I am sorry that I don’t provided any traceback of errors as I don’t have them, I am using cloudwatch logger to log the exceptions.

What is giving you this indication? If you’ve got additional information that you’ve gathered that is leading you to a conclusion, it would be helpful if you shared that here.

Note: We’re likely going to need to see more of the code that is trying to connect.

And again:

As a side note, this is generally not a good idea:

You’re potentially closing the websocket connection from the client before the server instance has had a chance to read and process the message being sent. (The busier the server is, the more likely this is to occur.)

I check the nginx error logs, there I can clearly see some errors (and all of this when I see cpu usage below 10% for all 4 cores and memory usage is 4gb out of 15gb):

  1. Too many file opens error
  2. Insufficient workers error
  3. recv() failed (104: Unknown error) while proxying upgraded connection, client: 121.117.207.264, server: dev.websocket.app, request: “GET /ws/socket-server/driver_3d467059-2f82-4112-b54f-a728387abd19/ HTTP/1.1”, upstream: “http://127.0.0.1:8000/ws/socket-server/driver_3d467059-2f82-4112-b54f-a728387abd19/”, host: “dev.websocket.app”

I believe I need to fix all those limits and the timeouts in the nginx.
Also why websocket.close() after websocket.send() is not good because as it’s a sync code then the socket close code only runs after socket send done, right? or I am I assuming that wrong.

I want some guidance from you regarding how can I utilize my server, because as of now the server cpu usage is below 10%, the memory usage is 4gb something.
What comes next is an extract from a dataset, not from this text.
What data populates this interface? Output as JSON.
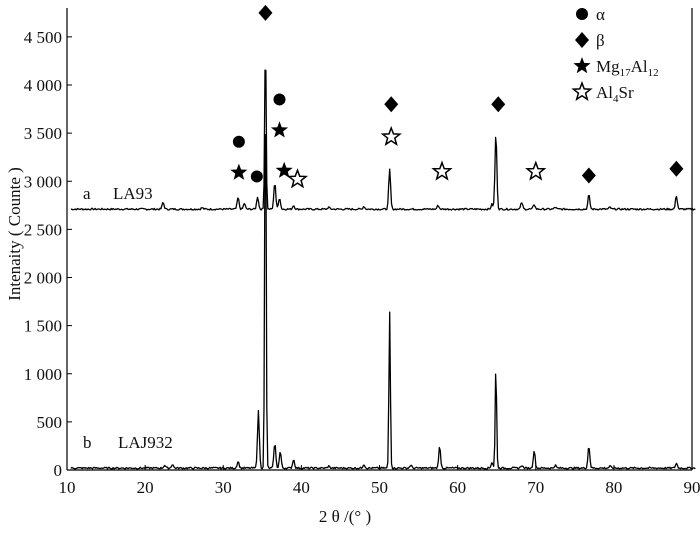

But still my connection drops and getting handshake timeouts etc.

One more question is there any chance that if I close the socket connection from client side, still that connection is alive in the nginx If I increase the proxy_read_timeout to bigger number like 24 hour, 7d etc.
Is there any way to get rid of this type of connections which are no longer in use by client.

Yes, the socket will be closed on the client after the send has been completed on the client.

However, if the server is busy, the consumer may not have received the message from the internal buffers before the socket is closed by the browser.

If you have made some changes to your configuration, then please post the updated settings and the detailed information about the errors. (Post the actual sections of the logs with the errors.)